First Berlin Equity Research has published a research update on Diversified Energy PLC (ISIN: GB00BYX7JT74). Analyst Simon Scholes reiterated his BUY rating and decreased the price target from GBp 2800 to GBp 1900.

Abstract
Brisk demand growth from LNG exports and electricity generation (with much of the incremental demand stemming from data centres) are the main reasons for the current upward slope in the gas futures curve to an average of USD4.07/mcf over the five-year period January 2025 to December 2029. This is 71% above the USD2.38/mcf seen in 2024. Meanwhile, interest rate stability has allowed DEC to emerge from the acquisition hiatus of 2023/24 which culminated in a volume decline of 3.5% last year. We expect the five acquisitions made since June 2024 to drive volume up 37% this year. In addition, we expect improved profitability to push net debt/trailing twelve months adjusted EBITDA down to 2.3x by the end of 2025 – in line with the company target of 2.0-2.5x. This metric peaked at 3.0x at year-end 2024. A strengthening balance sheet will allow DEC to continue making acquisitions, but with reduced recourse to the equity capital raises which have crimped recent share price performance. Against this background, the recently announced strategic partnership with Carlyle to invest up to USD2bn in existing U.S. proved developed producing (PDP) natural gas and oil assets looks particularly interesting.

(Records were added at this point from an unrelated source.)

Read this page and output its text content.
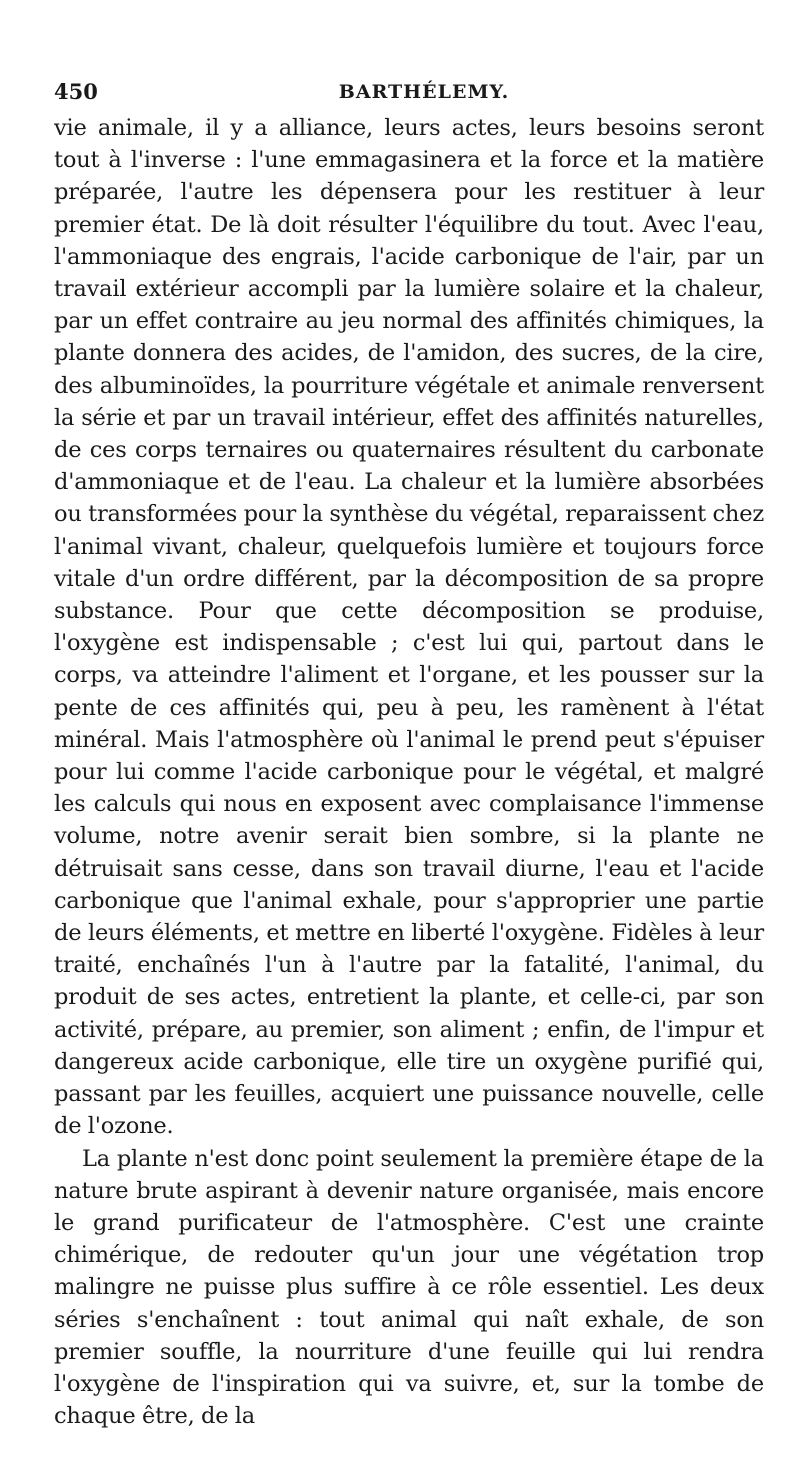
450	BARTHÉLEMY.

vie animale, il y a alliance, leurs actes, leurs besoins seront tout à l'inverse : l'une emmagasinera et la force et la matière préparée, l'autre les dépensera pour les restituer à leur premier état. De là doit résulter l'équilibre du tout. Avec l'eau, l'ammoniaque des engrais, l'acide carbonique de l'air, par un travail extérieur accompli par la lumière solaire et la chaleur, par un effet contraire au jeu normal des affinités chimiques, la plante donnera des acides, de l'amidon, des sucres, de la cire, des albuminoïdes, la pourriture végétale et animale renversent la série et par un travail intérieur, effet des affinités naturelles, de ces corps ternaires ou quaternaires résultent du carbonate d'ammoniaque et de l'eau. La chaleur et la lumière absorbées ou transformées pour la synthèse du végétal, reparaissent chez l'animal vivant, chaleur, quelquefois lumière et toujours force vitale d'un ordre différent, par la décomposition de sa propre substance. Pour que cette décomposition se produise, l'oxygène est indispensable ; c'est lui qui, partout dans le corps, va atteindre l'aliment et l'organe, et les pousser sur la pente de ces affinités qui, peu à peu, les ramènent à l'état minéral. Mais l'atmosphère où l'animal le prend peut s'épuiser pour lui comme l'acide carbonique pour le végétal, et malgré les calculs qui nous en exposent avec complaisance l'immense volume, notre avenir serait bien sombre, si la plante ne détruisait sans cesse, dans son travail diurne, l'eau et l'acide carbonique que l'animal exhale, pour s'approprier une partie de leurs éléments, et mettre en liberté l'oxygène. Fidèles à leur traité, enchaînés l'un à l'autre par la fatalité, l'animal, du produit de ses actes, entretient la plante, et celle-ci, par son activité, prépare, au premier, son aliment ; enfin, de l'impur et dangereux acide carbonique, elle tire un oxygène purifié qui, passant par les feuilles, acquiert une puissance nouvelle, celle de l'ozone.

La plante n'est donc point seulement la première étape de la nature brute aspirant à devenir nature organisée, mais encore le grand purificateur de l'atmosphère. C'est une crainte chimérique, de redouter qu'un jour une végétation trop malingre ne puisse plus suffire à ce rôle essentiel. Les deux séries s'enchaînent : tout animal qui naît exhale, de son premier souffle, la nourriture d'une feuille qui lui rendra l'oxygène de l'inspiration qui va suivre, et, sur la tombe de chaque être, de la
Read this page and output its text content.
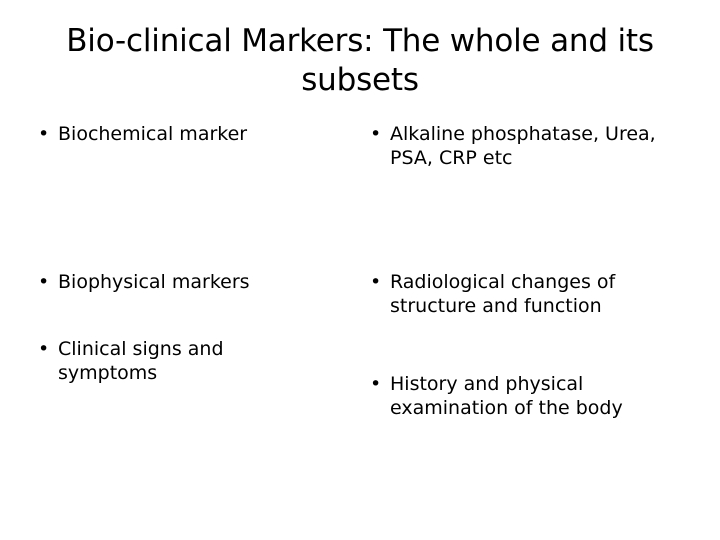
Bio-clinical Markers: The whole and its subsets
• Biochemical marker
• Biophysical markers
• Clinical signs and symptoms
• Alkaline phosphatase, Urea, PSA, CRP etc
• Radiological changes of structure and function
• History and physical examination of the body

We expect the deal to enhance DEC’s access to non-dilutive financing, thereby accelerating its growth. DEC is trading at a 36% discount to its peer group based on 2025E EV/adjusted EBITDA, but has a superior growth track record. Applying a multiple of 5.5x to our 2025 adjusted EBITDA forecast (a 20% discount to the peers due to their higher market caps) produces a per share valuation for DEC of GBp1,933. We set a new price target of GBp1,900. Due to sector multiple compression, our new price target is 32% below the price target of GBp2,800 in our most recent note of 29 November 2024, but still offers upside of 80%. We maintain our Buy recommendation.